Over the years, however, things began to change. As the person receded and the icon was created, I got turned off. I remember seeing “Imagine” in the theaters and thinking, “I just don’t like this guy.” That’s perhaps why I cut The Lives of John Lennon so much more slack than many Beatlefans — Goldman’s ghoul wasn’t real, but a necessary countermyth to the simplified, sanitized, commodified Lennon that began to emerge in the late 80s. Goldman aside, St. Lennon is a poseur and a bore, filled with weird resentments and narcissism, a ‘man of peace’ with a super-short fuse. He’s a concept, a teen-dream, and most of all a brand. Really connecting with St. Lennon is akin to “Liking” Doctors Without Borders on Facebook.

John Lennon the man was always smart and funny as hell; unpredictable, challenging, eccentric, oddly sweet and sweetly odd, very British but in love with Postwar America. St. Lennon the icon was (and is) weirdly simple, a preachy capitalist, a citizen of the world as long as every country has gated mansions in it. You can see a lot of John Lennon in Elvis Costello; you can see a lot of St. Lennon in Bono.

John or Paul? Or St. John?

As mercurial John Lennon was replaced in our culture by the lifestyle choice St. Lennon, I started to realize that maybe a lot of what rock deems uncool about Paul McCartney are actually things for every artist to aspire to: keeping at it, meticulous craft, desire to reach beyond the hip crowd, persevering in the face of criticism, having a stable marriage, raising kids. And I started listening more closely to Paul’s solo stuff, and finding plenty of good work in there.

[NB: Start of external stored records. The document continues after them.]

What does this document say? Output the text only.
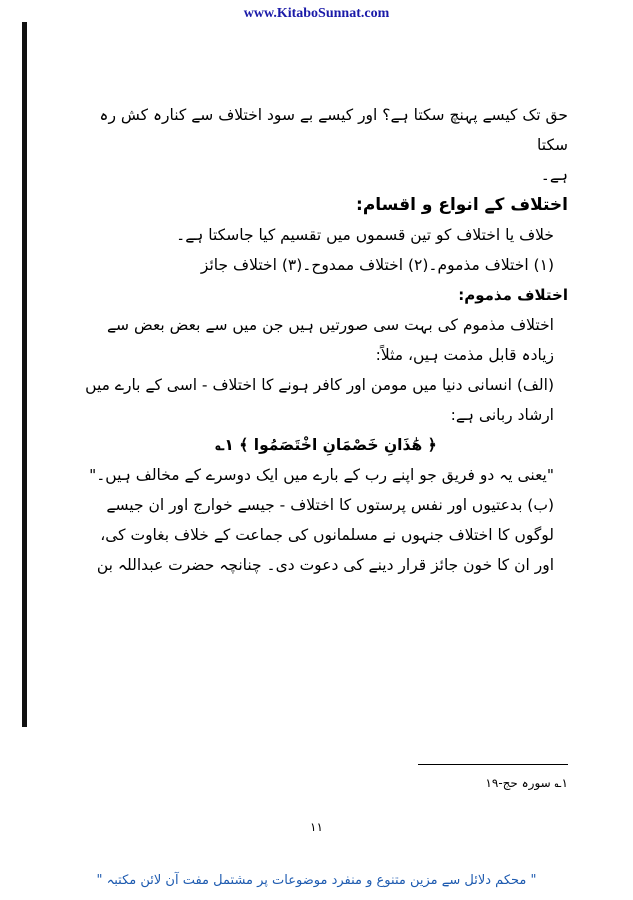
www.KitaboSunnat.com

حق تک کیسے پہنچ سکتا ہے؟ اور کیسے بے سود اختلاف سے کنارہ کش رہ سکتا

ہے۔

اختلاف کے انواع و اقسام:

خلاف یا اختلاف کو تین قسموں میں تقسیم کیا جاسکتا ہے۔

(۱) اختلاف مذموم۔(۲) اختلاف ممدوح۔(۳) اختلاف جائز

اختلاف مذموم:

اختلاف مذموم کی بہت سی صورتیں ہیں جن میں سے بعض بعض سے زیادہ قابل مذمت ہیں، مثلاً:

(الف) انسانی دنیا میں مومن اور کافر ہونے کا اختلاف - اسی کے بارے میں ارشاد ربانی ہے:

﴿ هَٰذَانِ خَصْمَانِ اخْتَصَمُوا ﴾ ۱؎

"یعنی یہ دو فریق جو اپنے رب کے بارے میں ایک دوسرے کے مخالف ہیں۔"

(ب) بدعتیوں اور نفس پرستوں کا اختلاف - جیسے خوارج اور ان جیسے لوگوں کا اختلاف جنہوں نے مسلمانوں کی جماعت کے خلاف بغاوت کی، اور ان کا خون جائز قرار دینے کی دعوت دی۔ چنانچہ حضرت عبداللہ بن

۱؎ سورہ حج-۱۹
۱۱
" محکم دلائل سے مزین متنوع و منفرد موضوعات پر مشتمل مفت آن لائن مکتبہ "
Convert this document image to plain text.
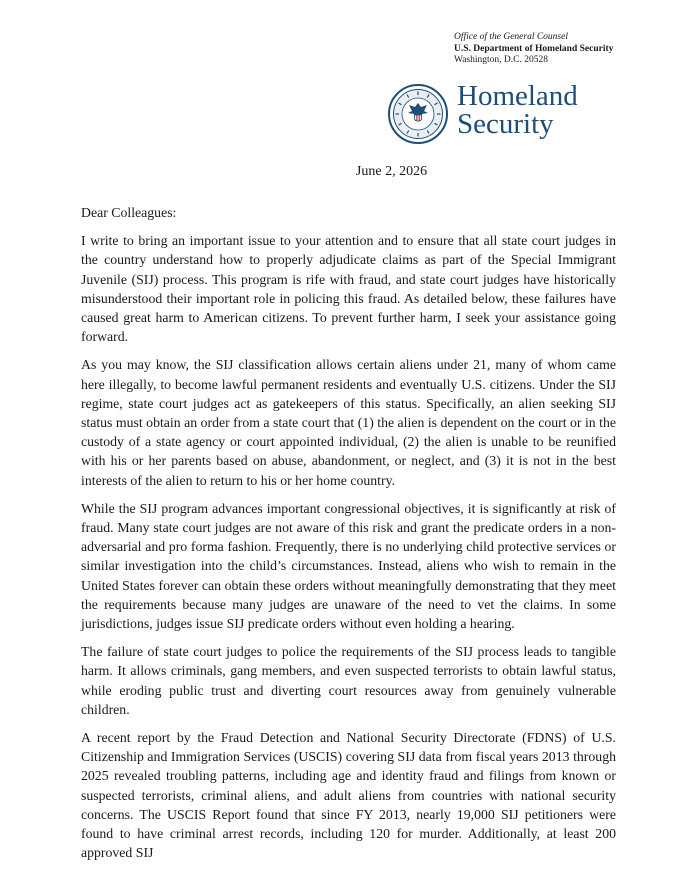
Office of the General Counsel
U.S. Department of Homeland Security
Washington, D.C. 20528
Homeland
Security
June 2, 2026

Dear Colleagues:

I write to bring an important issue to your attention and to ensure that all state court judges in the country understand how to properly adjudicate claims as part of the Special Immigrant Juvenile (SIJ) process. This program is rife with fraud, and state court judges have historically misunderstood their important role in policing this fraud. As detailed below, these failures have caused great harm to American citizens. To prevent further harm, I seek your assistance going forward.

As you may know, the SIJ classification allows certain aliens under 21, many of whom came here illegally, to become lawful permanent residents and eventually U.S. citizens. Under the SIJ regime, state court judges act as gatekeepers of this status. Specifically, an alien seeking SIJ status must obtain an order from a state court that (1) the alien is dependent on the court or in the custody of a state agency or court appointed individual, (2) the alien is unable to be reunified with his or her parents based on abuse, abandonment, or neglect, and (3) it is not in the best interests of the alien to return to his or her home country.

While the SIJ program advances important congressional objectives, it is significantly at risk of fraud. Many state court judges are not aware of this risk and grant the predicate orders in a non-adversarial and pro forma fashion. Frequently, there is no underlying child protective services or similar investigation into the child’s circumstances. Instead, aliens who wish to remain in the United States forever can obtain these orders without meaningfully demonstrating that they meet the requirements because many judges are unaware of the need to vet the claims. In some jurisdictions, judges issue SIJ predicate orders without even holding a hearing.

The failure of state court judges to police the requirements of the SIJ process leads to tangible harm. It allows criminals, gang members, and even suspected terrorists to obtain lawful status, while eroding public trust and diverting court resources away from genuinely vulnerable children.

A recent report by the Fraud Detection and National Security Directorate (FDNS) of U.S. Citizenship and Immigration Services (USCIS) covering SIJ data from fiscal years 2013 through 2025 revealed troubling patterns, including age and identity fraud and filings from known or suspected terrorists, criminal aliens, and adult aliens from countries with national security concerns. The USCIS Report found that since FY 2013, nearly 19,000 SIJ petitioners were found to have criminal arrest records, including 120 for murder. Additionally, at least 200 approved SIJ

In the eternal John versus Paul debate, I will eternally say “both,” for reasons discussed ad nauseam. John Lennon the person probably still beats out Paul McCartney the person, out of some small deference to the 12-year-old I once was. But unless the celebs in this video are really dedicated Beatlefans, they’re answering a false question. “Which Beatle is your favorite, the cool one or the not cool one?” And that false dichotomy, which was started in 1968 by Lennon himself, for his own reasons, is bullshit. That Yoko continues to reinforce it is a pity, but anybody who believes that John Lennon was St. Lennon is either silly or trying to sell you something. What this video shows is that celebrity has never been more about the triumph of branding over craft… the triumph of St. Lennon, over both John and Paul.

But we’ll leave the last word to Elle Fanning, actor from Maleficent: “Both of them! You have to have both of them to make up the Beatles!”